Who are the candidates?

In addition to Hun Sen, there are 19 other candidates representing small parties on the ballet. But according to LICADHO, a Cambodian human rights organisation, all but one party is aligned with the CPP: the Grassroots Democratic Party’s (GDP).

Two years ago, the GDP's co-founder Kem Ley was gunned down at a petrol station in Phnom Penh. The murder took place after he called for an investigation into Hun Sen's finances on the back of a Global Witness report that valued the prime minister's family fortune at more than $270 million.

Supporters of the Grassroots Democratic Party
Supporters of the GDP seek blessings from monks during a campaign rally.
LightRocket / Getty Images

The GDP's current leader, Saing Koma, rejects calls to boycott the election and what Southeast Asians often refer to as “confrontational politics”. This week Saing Koma is being particularly careful about what he says. When SBS News contacted him via his mobile phone, the man who answered insisted we had the wrong number even though the number had been verified.

LICADHO director Naly Pilorge helped explain why such action may be necessary. “For security reasons, I do not talk on the phone, you can find me on WhatsApp, Signal or Wire,” she said, adding: “I cannot comment on any election-related matter.”
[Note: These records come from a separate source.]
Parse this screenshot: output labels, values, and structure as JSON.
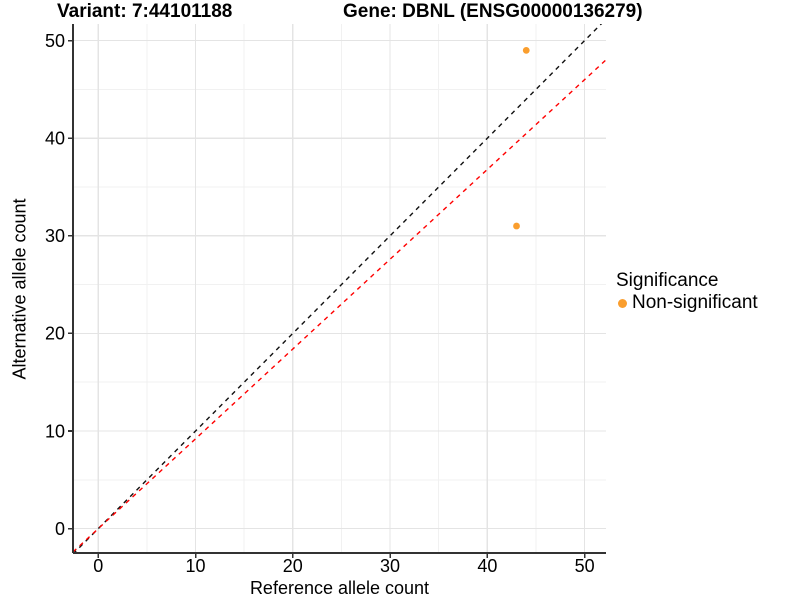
{
  "chart_data": {
    "type": "scatter",
    "title_left": "Variant: 7:44101188",
    "title_right": "Gene: DBNL (ENSG00000136279)",
    "xlabel": "Reference allele count",
    "ylabel": "Alternative allele count",
    "xlim": [
      -2.6,
      52.2
    ],
    "ylim": [
      -2.5,
      51.7
    ],
    "x_ticks": [
      0,
      10,
      20,
      30,
      40,
      50
    ],
    "y_ticks": [
      0,
      10,
      20,
      30,
      40,
      50
    ],
    "x_minor_ticks": [
      5,
      15,
      25,
      35,
      45
    ],
    "y_minor_ticks": [
      5,
      15,
      25,
      35,
      45
    ],
    "grid": {
      "major_color": "#E4E4E4",
      "minor_color": "#F1F1F1",
      "visible": true
    },
    "axis_color": "#333333",
    "text_color": "#000000",
    "background_color": "#FFFFFF",
    "series": [
      {
        "name": "Non-significant",
        "color": "#FA9E2E",
        "point_radius": 3.4,
        "points": [
          {
            "x": 44,
            "y": 49
          },
          {
            "x": 43,
            "y": 31
          }
        ]
      }
    ],
    "reference_lines": [
      {
        "name": "identity-line",
        "slope": 1,
        "intercept": 0,
        "color": "#111111",
        "style": "dashed"
      },
      {
        "name": "bias-line",
        "slope": 0.92,
        "intercept": 0,
        "color": "#FF0000",
        "style": "dashed"
      }
    ],
    "legend": {
      "title": "Significance",
      "position": "right",
      "items": [
        {
          "label": "Non-significant",
          "color": "#FA9E2E"
        }
      ]
    }
  }
}
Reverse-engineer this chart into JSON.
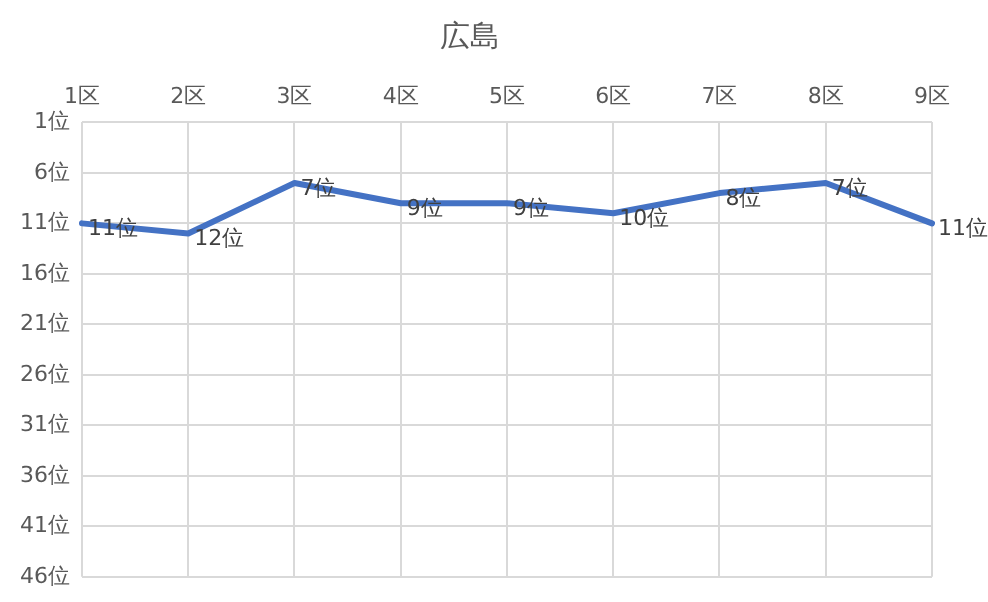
{
  "chart_data": {
    "type": "line",
    "title": "広島",
    "categories": [
      "1区",
      "2区",
      "3区",
      "4区",
      "5区",
      "6区",
      "7区",
      "8区",
      "9区"
    ],
    "series": [
      {
        "color": "#4472c4",
        "values": [
          11,
          12,
          7,
          9,
          9,
          10,
          8,
          7,
          11
        ],
        "value_labels": [
          "11位",
          "12位",
          "7位",
          "9位",
          "9位",
          "10位",
          "8位",
          "7位",
          "11位"
        ]
      }
    ],
    "ylim": [
      46,
      1
    ],
    "yticks": [
      {
        "value": 1,
        "label": "1位"
      },
      {
        "value": 6,
        "label": "6位"
      },
      {
        "value": 11,
        "label": "11位"
      },
      {
        "value": 16,
        "label": "16位"
      },
      {
        "value": 21,
        "label": "21位"
      },
      {
        "value": 26,
        "label": "26位"
      },
      {
        "value": 31,
        "label": "31位"
      },
      {
        "value": 36,
        "label": "36位"
      },
      {
        "value": 41,
        "label": "41位"
      },
      {
        "value": 46,
        "label": "46位"
      }
    ],
    "grid": true,
    "legend": false,
    "marker": "none",
    "line_style": "solid"
  }
}
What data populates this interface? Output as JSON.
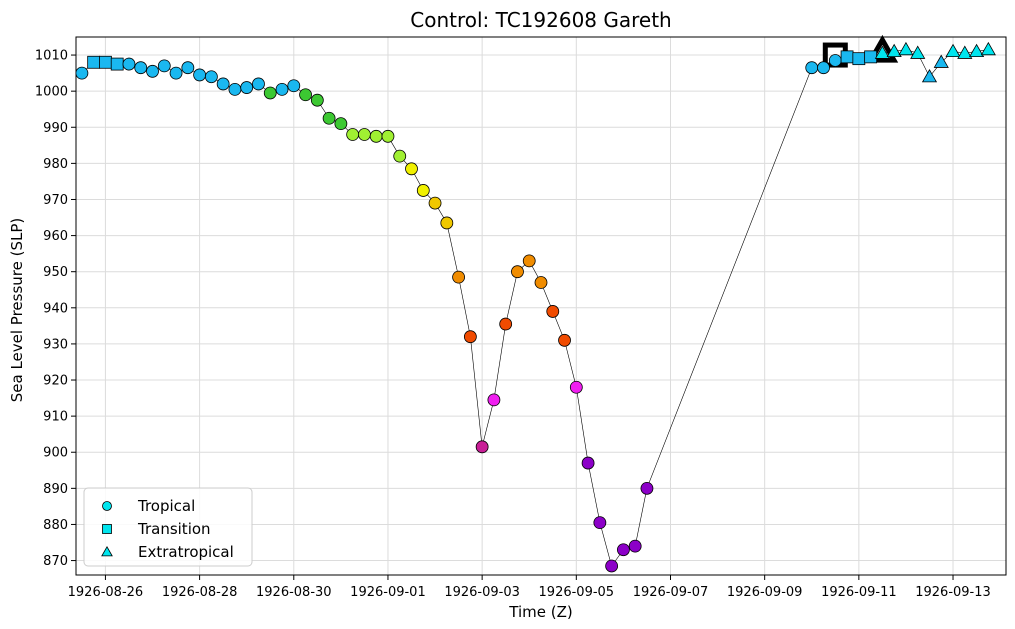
{
  "chart_data": {
    "type": "scatter",
    "title": "Control: TC192608 Gareth",
    "xlabel": "Time (Z)",
    "ylabel": "Sea Level Pressure (SLP)",
    "x_type": "date",
    "xlim": [
      "1926-08-25 09:00",
      "1926-09-14 03:00"
    ],
    "ylim": [
      866,
      1015
    ],
    "grid": true,
    "legend_position": "lower-left",
    "x_ticks": [
      "1926-08-26",
      "1926-08-28",
      "1926-08-30",
      "1926-09-01",
      "1926-09-03",
      "1926-09-05",
      "1926-09-07",
      "1926-09-09",
      "1926-09-11",
      "1926-09-13"
    ],
    "y_ticks": [
      870,
      880,
      890,
      900,
      910,
      920,
      930,
      940,
      950,
      960,
      970,
      980,
      990,
      1000,
      1010
    ],
    "legend": [
      {
        "label": "Tropical",
        "marker": "circle",
        "color": "#00e5ee"
      },
      {
        "label": "Transition",
        "marker": "square",
        "color": "#00e5ee"
      },
      {
        "label": "Extratropical",
        "marker": "triangle",
        "color": "#00e5ee"
      }
    ],
    "highlights": [
      {
        "x": "1926-09-10 12:00",
        "y": 1010,
        "marker": "square"
      },
      {
        "x": "1926-09-11 12:00",
        "y": 1011,
        "marker": "triangle"
      }
    ],
    "points": [
      {
        "x": "1926-08-25 12:00",
        "y": 1005,
        "marker": "circle",
        "color": "#1ab8f0"
      },
      {
        "x": "1926-08-25 18:00",
        "y": 1008,
        "marker": "square",
        "color": "#1ab8f0"
      },
      {
        "x": "1926-08-26 00:00",
        "y": 1008,
        "marker": "square",
        "color": "#1ab8f0"
      },
      {
        "x": "1926-08-26 06:00",
        "y": 1007.5,
        "marker": "square",
        "color": "#1ab8f0"
      },
      {
        "x": "1926-08-26 12:00",
        "y": 1007.5,
        "marker": "circle",
        "color": "#1ab8f0"
      },
      {
        "x": "1926-08-26 18:00",
        "y": 1006.5,
        "marker": "circle",
        "color": "#1ab8f0"
      },
      {
        "x": "1926-08-27 00:00",
        "y": 1005.5,
        "marker": "circle",
        "color": "#1ab8f0"
      },
      {
        "x": "1926-08-27 06:00",
        "y": 1007,
        "marker": "circle",
        "color": "#1ab8f0"
      },
      {
        "x": "1926-08-27 12:00",
        "y": 1005,
        "marker": "circle",
        "color": "#1ab8f0"
      },
      {
        "x": "1926-08-27 18:00",
        "y": 1006.5,
        "marker": "circle",
        "color": "#1ab8f0"
      },
      {
        "x": "1926-08-28 00:00",
        "y": 1004.5,
        "marker": "circle",
        "color": "#1ab8f0"
      },
      {
        "x": "1926-08-28 06:00",
        "y": 1004,
        "marker": "circle",
        "color": "#1ab8f0"
      },
      {
        "x": "1926-08-28 12:00",
        "y": 1002,
        "marker": "circle",
        "color": "#1ab8f0"
      },
      {
        "x": "1926-08-28 18:00",
        "y": 1000.5,
        "marker": "circle",
        "color": "#1ab8f0"
      },
      {
        "x": "1926-08-29 00:00",
        "y": 1001,
        "marker": "circle",
        "color": "#1ab8f0"
      },
      {
        "x": "1926-08-29 06:00",
        "y": 1002,
        "marker": "circle",
        "color": "#1ab8f0"
      },
      {
        "x": "1926-08-29 12:00",
        "y": 999.5,
        "marker": "circle",
        "color": "#3cc832"
      },
      {
        "x": "1926-08-29 18:00",
        "y": 1000.5,
        "marker": "circle",
        "color": "#1ab8f0"
      },
      {
        "x": "1926-08-30 00:00",
        "y": 1001.5,
        "marker": "circle",
        "color": "#1ab8f0"
      },
      {
        "x": "1926-08-30 06:00",
        "y": 999,
        "marker": "circle",
        "color": "#3cc832"
      },
      {
        "x": "1926-08-30 12:00",
        "y": 997.5,
        "marker": "circle",
        "color": "#3cc832"
      },
      {
        "x": "1926-08-30 18:00",
        "y": 992.5,
        "marker": "circle",
        "color": "#3cc832"
      },
      {
        "x": "1926-08-31 00:00",
        "y": 991,
        "marker": "circle",
        "color": "#3cc832"
      },
      {
        "x": "1926-08-31 06:00",
        "y": 988,
        "marker": "circle",
        "color": "#a0f032"
      },
      {
        "x": "1926-08-31 12:00",
        "y": 988,
        "marker": "circle",
        "color": "#a0f032"
      },
      {
        "x": "1926-08-31 18:00",
        "y": 987.5,
        "marker": "circle",
        "color": "#a0f032"
      },
      {
        "x": "1926-09-01 00:00",
        "y": 987.5,
        "marker": "circle",
        "color": "#a0f032"
      },
      {
        "x": "1926-09-01 06:00",
        "y": 982,
        "marker": "circle",
        "color": "#a0f032"
      },
      {
        "x": "1926-09-01 12:00",
        "y": 978.5,
        "marker": "circle",
        "color": "#f0f000"
      },
      {
        "x": "1926-09-01 18:00",
        "y": 972.5,
        "marker": "circle",
        "color": "#f0f000"
      },
      {
        "x": "1926-09-02 00:00",
        "y": 969,
        "marker": "circle",
        "color": "#f0c800"
      },
      {
        "x": "1926-09-02 06:00",
        "y": 963.5,
        "marker": "circle",
        "color": "#f0c800"
      },
      {
        "x": "1926-09-02 12:00",
        "y": 948.5,
        "marker": "circle",
        "color": "#f08c00"
      },
      {
        "x": "1926-09-02 18:00",
        "y": 932,
        "marker": "circle",
        "color": "#f04b00"
      },
      {
        "x": "1926-09-03 00:00",
        "y": 901.5,
        "marker": "circle",
        "color": "#c81e96"
      },
      {
        "x": "1926-09-03 06:00",
        "y": 914.5,
        "marker": "circle",
        "color": "#f01ef0"
      },
      {
        "x": "1926-09-03 12:00",
        "y": 935.5,
        "marker": "circle",
        "color": "#f04b00"
      },
      {
        "x": "1926-09-03 18:00",
        "y": 950,
        "marker": "circle",
        "color": "#f08c00"
      },
      {
        "x": "1926-09-04 00:00",
        "y": 953,
        "marker": "circle",
        "color": "#f08c00"
      },
      {
        "x": "1926-09-04 06:00",
        "y": 947,
        "marker": "circle",
        "color": "#f08c00"
      },
      {
        "x": "1926-09-04 12:00",
        "y": 939,
        "marker": "circle",
        "color": "#f04b00"
      },
      {
        "x": "1926-09-04 18:00",
        "y": 931,
        "marker": "circle",
        "color": "#f04b00"
      },
      {
        "x": "1926-09-05 00:00",
        "y": 918,
        "marker": "circle",
        "color": "#f01ef0"
      },
      {
        "x": "1926-09-05 06:00",
        "y": 897,
        "marker": "circle",
        "color": "#8c00c8"
      },
      {
        "x": "1926-09-05 12:00",
        "y": 880.5,
        "marker": "circle",
        "color": "#8c00c8"
      },
      {
        "x": "1926-09-05 18:00",
        "y": 868.5,
        "marker": "circle",
        "color": "#8c00c8"
      },
      {
        "x": "1926-09-06 00:00",
        "y": 873,
        "marker": "circle",
        "color": "#8c00c8"
      },
      {
        "x": "1926-09-06 06:00",
        "y": 874,
        "marker": "circle",
        "color": "#8c00c8"
      },
      {
        "x": "1926-09-06 12:00",
        "y": 890,
        "marker": "circle",
        "color": "#8c00c8"
      },
      {
        "x": "1926-09-10 00:00",
        "y": 1006.5,
        "marker": "circle",
        "color": "#1ab8f0"
      },
      {
        "x": "1926-09-10 06:00",
        "y": 1006.5,
        "marker": "circle",
        "color": "#1ab8f0"
      },
      {
        "x": "1926-09-10 12:00",
        "y": 1008.5,
        "marker": "circle",
        "color": "#1ab8f0"
      },
      {
        "x": "1926-09-10 18:00",
        "y": 1009.5,
        "marker": "square",
        "color": "#1ab8f0"
      },
      {
        "x": "1926-09-11 00:00",
        "y": 1009,
        "marker": "square",
        "color": "#1ab8f0"
      },
      {
        "x": "1926-09-11 06:00",
        "y": 1009.5,
        "marker": "square",
        "color": "#1ab8f0"
      },
      {
        "x": "1926-09-11 12:00",
        "y": 1010.5,
        "marker": "triangle",
        "color": "#00e5ee"
      },
      {
        "x": "1926-09-11 18:00",
        "y": 1011,
        "marker": "triangle",
        "color": "#00e5ee"
      },
      {
        "x": "1926-09-12 00:00",
        "y": 1011.5,
        "marker": "triangle",
        "color": "#00e5ee"
      },
      {
        "x": "1926-09-12 06:00",
        "y": 1010.5,
        "marker": "triangle",
        "color": "#00e5ee"
      },
      {
        "x": "1926-09-12 12:00",
        "y": 1004,
        "marker": "triangle",
        "color": "#1ab8f0"
      },
      {
        "x": "1926-09-12 18:00",
        "y": 1008,
        "marker": "triangle",
        "color": "#1ab8f0"
      },
      {
        "x": "1926-09-13 00:00",
        "y": 1011,
        "marker": "triangle",
        "color": "#00e5ee"
      },
      {
        "x": "1926-09-13 06:00",
        "y": 1010.5,
        "marker": "triangle",
        "color": "#00e5ee"
      },
      {
        "x": "1926-09-13 12:00",
        "y": 1011,
        "marker": "triangle",
        "color": "#00e5ee"
      },
      {
        "x": "1926-09-13 18:00",
        "y": 1011.5,
        "marker": "triangle",
        "color": "#00e5ee"
      }
    ]
  }
}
Why should Australians be watching?

Forty-five countries, including Australia, signed a statement urging the Cambodian government to reinstate the opposition, ensure the election is free and fair, and for the release all political prisoners.

“We are particularly concerned about the conditions under which opposition leader Kem Sokha is being held,” read the statement delivered to UN Human Rights Council in Geneva in March.

“He is reportedly in isolation, without adequate access to health care, subjected to intrusive observation, and other conditions, such as constant light.”

Australian-Cambodians protest
Australian-Cambodians protest the presence of Hun Sen at the ASEAN summit in Sydney in March.
AFP / Getty Images

But according to Meng Heang Tak, a prominent member of the Australian-Cambodian community and broadcaster at SBS Radio, Australia has not gone far enough.

“We are very frustrated about what is happening in Cambodian and ask the Australian Government not to recognise the election or its victor as the legitimate government of Cambodia," he said. 

Dr Lee Morgenbesser of Griffith University's School of Government and International Relations told SBS News Australians should care about what is happening in Cambodia because "Australia has invested significant time and energy and financial resources”. 

“We played a major part in the UN peacekeeping mission in Cambodian in the early 1990s and have continued to invest aid money to build up democracy over there. But we have nothing to show for it.

“What we do have is a moral responsibility for what's about to transpire in Cambodia this weekend.”